JPO calling for comments
The JPO (left) is soliciting comments on proposed revisions to its patent examination guidelines. The office seeks comments on two sections, the first concerning requirements of the unity of invention and the second on amendments that change a special technical feature of an invention. Copies of the proposed revisions may be found on the JPO’s website. Comments may be submitted by email to PA2A12@jpo.go.jp with the subject "Written comments on the draft revision of Examination Guidelines".
Examiners under examination
The IPKat blog carries an extensive investigation (authored anonymously) on the committees that set and mark European Qualifying Examination (EQE) papers, and in particular the involvement of EPO staff in them. This follows recent suggestions that the EPO had pulled its staff out of the committees. “What would probably be most welcome would be an official statement (from the EPO, or jointly from the EPO and epi) as to a definite roadmap for the EQE over the coming years, to lay to rest the wilder rumours that have done the rounds,” concludes the post – though this is unlikely to be the last word: at the time of writing, there were already 15 comments added.
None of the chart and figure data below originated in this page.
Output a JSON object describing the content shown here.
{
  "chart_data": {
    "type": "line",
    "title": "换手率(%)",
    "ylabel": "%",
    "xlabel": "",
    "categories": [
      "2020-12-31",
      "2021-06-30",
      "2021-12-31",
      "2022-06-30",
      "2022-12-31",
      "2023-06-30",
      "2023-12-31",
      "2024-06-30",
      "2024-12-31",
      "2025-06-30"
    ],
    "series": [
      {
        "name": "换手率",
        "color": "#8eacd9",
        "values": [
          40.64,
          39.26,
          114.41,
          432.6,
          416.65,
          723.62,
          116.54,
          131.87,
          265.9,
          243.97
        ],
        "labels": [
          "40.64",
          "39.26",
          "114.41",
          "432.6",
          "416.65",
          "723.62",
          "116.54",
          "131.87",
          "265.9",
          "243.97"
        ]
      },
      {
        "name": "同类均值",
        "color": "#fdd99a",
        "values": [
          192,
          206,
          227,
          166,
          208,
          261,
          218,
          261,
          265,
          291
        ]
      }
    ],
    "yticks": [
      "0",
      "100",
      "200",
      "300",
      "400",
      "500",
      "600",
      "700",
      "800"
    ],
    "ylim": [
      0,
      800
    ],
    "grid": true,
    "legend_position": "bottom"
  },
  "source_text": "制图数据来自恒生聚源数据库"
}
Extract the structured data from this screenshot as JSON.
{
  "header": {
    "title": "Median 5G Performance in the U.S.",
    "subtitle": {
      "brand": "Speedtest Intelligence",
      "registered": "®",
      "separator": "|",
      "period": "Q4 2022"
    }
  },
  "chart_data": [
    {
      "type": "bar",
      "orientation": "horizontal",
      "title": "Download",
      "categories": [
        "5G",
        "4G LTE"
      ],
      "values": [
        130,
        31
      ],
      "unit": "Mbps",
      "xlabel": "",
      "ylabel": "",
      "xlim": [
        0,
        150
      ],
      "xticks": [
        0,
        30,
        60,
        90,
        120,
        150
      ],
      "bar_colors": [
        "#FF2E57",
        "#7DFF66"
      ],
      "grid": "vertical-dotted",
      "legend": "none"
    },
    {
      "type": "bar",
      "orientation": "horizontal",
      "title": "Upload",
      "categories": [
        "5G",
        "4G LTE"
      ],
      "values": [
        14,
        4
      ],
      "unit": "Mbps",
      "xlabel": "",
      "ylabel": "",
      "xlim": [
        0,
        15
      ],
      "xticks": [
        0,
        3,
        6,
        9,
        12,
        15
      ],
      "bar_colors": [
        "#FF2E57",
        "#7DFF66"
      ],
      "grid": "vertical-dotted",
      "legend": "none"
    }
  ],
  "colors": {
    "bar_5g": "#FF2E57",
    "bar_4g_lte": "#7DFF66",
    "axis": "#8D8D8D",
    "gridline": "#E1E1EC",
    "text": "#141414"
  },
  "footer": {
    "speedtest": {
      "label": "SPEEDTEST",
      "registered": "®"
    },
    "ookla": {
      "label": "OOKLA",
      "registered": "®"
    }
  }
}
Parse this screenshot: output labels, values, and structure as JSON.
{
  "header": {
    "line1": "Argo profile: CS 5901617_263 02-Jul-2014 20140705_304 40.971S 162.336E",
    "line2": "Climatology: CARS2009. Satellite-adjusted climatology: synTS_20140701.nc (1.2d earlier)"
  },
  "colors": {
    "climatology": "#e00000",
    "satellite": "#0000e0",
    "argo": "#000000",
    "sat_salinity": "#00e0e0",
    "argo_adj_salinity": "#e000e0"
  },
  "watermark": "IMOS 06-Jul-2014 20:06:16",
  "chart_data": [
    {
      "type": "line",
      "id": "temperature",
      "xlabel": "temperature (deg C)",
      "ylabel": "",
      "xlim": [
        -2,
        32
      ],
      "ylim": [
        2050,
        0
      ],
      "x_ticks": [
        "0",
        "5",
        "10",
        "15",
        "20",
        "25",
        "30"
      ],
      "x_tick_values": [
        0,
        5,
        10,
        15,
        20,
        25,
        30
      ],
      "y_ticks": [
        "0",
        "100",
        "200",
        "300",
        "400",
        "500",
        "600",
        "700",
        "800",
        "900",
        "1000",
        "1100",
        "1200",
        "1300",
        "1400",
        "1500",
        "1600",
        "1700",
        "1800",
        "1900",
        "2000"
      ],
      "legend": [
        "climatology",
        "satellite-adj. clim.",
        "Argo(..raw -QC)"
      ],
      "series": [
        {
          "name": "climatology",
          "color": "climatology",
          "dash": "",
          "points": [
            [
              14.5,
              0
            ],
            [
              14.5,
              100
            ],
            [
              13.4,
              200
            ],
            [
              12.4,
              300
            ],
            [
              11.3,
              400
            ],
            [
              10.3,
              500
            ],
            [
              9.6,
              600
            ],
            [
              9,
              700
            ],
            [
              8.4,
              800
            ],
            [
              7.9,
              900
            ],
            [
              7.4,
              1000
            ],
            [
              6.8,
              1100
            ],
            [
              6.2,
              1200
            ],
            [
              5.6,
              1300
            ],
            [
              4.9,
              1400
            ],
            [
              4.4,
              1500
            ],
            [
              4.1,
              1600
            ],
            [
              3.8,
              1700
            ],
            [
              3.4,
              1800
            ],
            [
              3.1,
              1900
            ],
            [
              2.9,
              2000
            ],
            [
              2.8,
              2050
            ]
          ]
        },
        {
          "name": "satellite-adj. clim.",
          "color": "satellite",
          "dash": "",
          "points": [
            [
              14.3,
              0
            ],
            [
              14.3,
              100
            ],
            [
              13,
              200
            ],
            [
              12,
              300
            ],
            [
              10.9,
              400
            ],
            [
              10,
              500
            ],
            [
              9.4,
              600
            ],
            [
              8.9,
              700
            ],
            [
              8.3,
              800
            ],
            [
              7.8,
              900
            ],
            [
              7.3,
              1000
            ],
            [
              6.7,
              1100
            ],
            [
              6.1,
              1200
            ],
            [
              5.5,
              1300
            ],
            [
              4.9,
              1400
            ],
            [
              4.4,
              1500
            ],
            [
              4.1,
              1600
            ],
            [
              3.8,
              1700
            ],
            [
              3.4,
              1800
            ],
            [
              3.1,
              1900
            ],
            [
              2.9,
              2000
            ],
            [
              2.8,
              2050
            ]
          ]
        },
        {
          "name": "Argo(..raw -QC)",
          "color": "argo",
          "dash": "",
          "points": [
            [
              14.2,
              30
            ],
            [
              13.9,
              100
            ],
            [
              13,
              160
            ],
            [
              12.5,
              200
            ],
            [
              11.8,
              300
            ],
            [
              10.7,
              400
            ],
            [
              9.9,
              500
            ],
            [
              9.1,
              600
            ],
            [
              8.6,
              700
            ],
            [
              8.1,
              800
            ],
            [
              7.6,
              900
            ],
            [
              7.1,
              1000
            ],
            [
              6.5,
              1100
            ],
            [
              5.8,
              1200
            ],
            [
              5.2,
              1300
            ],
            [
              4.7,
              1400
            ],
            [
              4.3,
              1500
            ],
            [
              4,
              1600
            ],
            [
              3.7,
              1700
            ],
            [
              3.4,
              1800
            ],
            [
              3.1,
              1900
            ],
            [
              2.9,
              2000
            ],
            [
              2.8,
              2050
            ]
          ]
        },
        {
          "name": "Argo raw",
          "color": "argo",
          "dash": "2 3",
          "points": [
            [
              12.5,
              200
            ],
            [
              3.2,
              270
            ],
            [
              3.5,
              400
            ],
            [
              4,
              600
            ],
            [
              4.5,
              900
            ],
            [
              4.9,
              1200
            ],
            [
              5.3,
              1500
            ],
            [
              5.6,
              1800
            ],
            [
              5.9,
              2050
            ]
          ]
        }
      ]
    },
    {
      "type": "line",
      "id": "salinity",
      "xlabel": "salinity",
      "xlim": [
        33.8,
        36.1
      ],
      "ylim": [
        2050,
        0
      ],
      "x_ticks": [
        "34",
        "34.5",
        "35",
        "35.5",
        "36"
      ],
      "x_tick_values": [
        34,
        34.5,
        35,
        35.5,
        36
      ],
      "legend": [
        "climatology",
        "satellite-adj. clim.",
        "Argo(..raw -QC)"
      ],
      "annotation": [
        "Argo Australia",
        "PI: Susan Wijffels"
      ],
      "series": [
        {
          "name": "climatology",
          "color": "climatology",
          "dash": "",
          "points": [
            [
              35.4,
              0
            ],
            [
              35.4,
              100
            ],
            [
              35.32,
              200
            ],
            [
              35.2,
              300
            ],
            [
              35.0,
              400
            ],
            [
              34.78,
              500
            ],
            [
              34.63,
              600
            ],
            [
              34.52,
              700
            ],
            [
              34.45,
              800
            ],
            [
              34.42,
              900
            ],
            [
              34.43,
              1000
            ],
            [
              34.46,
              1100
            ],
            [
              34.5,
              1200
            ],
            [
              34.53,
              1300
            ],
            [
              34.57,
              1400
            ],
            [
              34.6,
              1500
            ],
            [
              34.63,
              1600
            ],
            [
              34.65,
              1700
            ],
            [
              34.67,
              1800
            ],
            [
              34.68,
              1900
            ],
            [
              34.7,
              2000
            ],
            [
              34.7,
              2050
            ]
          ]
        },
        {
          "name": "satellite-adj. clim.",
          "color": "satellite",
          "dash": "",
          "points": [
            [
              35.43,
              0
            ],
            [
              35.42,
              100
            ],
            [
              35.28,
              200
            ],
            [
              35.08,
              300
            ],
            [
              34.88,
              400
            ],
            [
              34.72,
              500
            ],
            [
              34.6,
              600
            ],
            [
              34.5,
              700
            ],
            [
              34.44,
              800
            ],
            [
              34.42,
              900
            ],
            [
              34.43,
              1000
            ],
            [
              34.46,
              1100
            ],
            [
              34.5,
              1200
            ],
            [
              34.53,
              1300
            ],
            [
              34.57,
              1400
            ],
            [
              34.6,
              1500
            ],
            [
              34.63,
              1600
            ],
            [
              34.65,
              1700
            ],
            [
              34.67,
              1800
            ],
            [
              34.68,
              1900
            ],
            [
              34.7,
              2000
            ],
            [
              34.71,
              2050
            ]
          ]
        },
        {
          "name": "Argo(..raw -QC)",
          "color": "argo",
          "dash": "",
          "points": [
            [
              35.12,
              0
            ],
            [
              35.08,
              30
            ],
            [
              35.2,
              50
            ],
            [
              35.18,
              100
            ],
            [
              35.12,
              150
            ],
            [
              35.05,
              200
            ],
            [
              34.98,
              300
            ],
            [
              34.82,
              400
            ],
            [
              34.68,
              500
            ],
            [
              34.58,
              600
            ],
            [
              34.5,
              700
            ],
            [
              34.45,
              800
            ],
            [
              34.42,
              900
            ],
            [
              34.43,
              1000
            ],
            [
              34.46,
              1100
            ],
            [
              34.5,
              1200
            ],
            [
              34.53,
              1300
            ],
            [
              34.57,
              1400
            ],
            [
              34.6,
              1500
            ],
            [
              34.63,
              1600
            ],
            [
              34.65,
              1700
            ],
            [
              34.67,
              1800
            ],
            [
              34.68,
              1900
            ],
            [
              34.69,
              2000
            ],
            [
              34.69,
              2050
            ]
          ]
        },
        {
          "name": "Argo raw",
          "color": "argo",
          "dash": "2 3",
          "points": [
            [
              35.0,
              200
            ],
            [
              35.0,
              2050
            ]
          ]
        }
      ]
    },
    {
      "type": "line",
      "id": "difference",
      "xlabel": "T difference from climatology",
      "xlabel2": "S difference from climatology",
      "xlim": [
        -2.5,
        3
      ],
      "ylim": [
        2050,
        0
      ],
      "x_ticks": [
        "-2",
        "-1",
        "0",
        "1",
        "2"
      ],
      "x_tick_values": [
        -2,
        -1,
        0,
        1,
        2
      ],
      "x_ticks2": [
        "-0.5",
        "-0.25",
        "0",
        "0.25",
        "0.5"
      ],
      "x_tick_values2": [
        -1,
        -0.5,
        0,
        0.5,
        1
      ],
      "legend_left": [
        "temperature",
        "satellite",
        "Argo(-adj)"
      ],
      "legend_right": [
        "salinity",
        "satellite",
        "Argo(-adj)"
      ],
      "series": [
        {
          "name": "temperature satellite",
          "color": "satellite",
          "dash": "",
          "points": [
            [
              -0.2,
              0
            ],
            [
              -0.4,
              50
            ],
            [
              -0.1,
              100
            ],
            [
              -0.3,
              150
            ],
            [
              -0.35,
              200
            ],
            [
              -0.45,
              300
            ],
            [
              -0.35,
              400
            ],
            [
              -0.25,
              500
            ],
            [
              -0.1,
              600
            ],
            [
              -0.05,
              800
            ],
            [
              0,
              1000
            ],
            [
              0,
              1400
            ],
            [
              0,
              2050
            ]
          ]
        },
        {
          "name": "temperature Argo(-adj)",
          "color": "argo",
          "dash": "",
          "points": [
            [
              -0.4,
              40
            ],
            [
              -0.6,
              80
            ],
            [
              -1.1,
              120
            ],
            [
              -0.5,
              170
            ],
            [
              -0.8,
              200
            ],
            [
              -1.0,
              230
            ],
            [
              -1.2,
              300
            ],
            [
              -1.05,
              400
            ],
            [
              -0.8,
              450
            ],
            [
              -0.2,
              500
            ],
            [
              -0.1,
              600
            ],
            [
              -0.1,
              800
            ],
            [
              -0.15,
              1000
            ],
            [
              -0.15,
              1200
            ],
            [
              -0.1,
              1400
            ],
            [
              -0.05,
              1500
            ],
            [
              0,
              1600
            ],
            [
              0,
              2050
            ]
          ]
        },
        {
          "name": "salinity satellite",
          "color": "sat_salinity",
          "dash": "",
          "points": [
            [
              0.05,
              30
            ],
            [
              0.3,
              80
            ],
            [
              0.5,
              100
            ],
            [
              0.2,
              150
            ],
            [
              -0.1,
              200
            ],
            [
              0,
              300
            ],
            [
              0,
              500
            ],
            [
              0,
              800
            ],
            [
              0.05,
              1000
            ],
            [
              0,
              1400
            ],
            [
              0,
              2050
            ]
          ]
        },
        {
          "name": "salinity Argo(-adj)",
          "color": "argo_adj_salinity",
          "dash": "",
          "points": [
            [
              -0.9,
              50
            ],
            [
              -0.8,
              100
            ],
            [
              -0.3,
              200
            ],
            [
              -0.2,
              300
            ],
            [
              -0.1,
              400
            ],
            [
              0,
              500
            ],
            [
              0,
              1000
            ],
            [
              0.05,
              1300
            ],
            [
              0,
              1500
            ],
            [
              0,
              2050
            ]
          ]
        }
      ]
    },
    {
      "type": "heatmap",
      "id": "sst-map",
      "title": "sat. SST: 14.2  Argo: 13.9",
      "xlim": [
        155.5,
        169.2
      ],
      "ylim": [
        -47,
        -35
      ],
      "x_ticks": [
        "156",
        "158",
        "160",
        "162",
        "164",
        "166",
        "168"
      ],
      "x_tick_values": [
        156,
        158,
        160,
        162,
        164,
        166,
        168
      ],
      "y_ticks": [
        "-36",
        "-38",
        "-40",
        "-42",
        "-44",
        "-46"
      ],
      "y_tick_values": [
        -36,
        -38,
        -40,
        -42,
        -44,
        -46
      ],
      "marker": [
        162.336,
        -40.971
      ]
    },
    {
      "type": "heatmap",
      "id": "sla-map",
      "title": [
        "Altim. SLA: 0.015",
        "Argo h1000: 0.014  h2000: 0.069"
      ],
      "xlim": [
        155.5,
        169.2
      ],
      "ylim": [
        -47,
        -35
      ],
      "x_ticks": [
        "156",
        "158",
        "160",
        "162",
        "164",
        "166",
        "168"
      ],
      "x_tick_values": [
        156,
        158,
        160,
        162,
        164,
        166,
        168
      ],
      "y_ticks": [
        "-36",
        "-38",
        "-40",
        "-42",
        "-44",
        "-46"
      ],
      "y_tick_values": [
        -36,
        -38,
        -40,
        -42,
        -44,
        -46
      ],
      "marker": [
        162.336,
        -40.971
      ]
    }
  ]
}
Shop a pirate, win an award
James Bond producer Barbara Broccoli was among those who commended cinema staff and audience members who thwarted attempts to record movies in UK cinemas this week, according to BBC Newsbeat. Thirteen cinema workers received cash rewards, under a scheme started in 2006, for stopping 12 separate illicit filming efforts. The films targeted included Skyfall and The Dark Knight Rises. It makes you wonder how Bond or Batman would deal with movie pirates, if they could get hold of them.
Less than two months to go now until the INTA Annual Meeting in Dallas, and we have started working on this year’s INTA Daily News, which will have the usual mix of interviews, news, advice and of course pictures from the sessions and social events. This year’s Meeting will be the final one for INTA CEO Alan Drewsen, who is retiring – his successor is expected to be announced next week. If you’re planning on going to Dallas, check out the LinkedIn page for discussions on topics ranging from making new contacts to watching boxing. Personally, I’m following the chat on good restaurants to visit.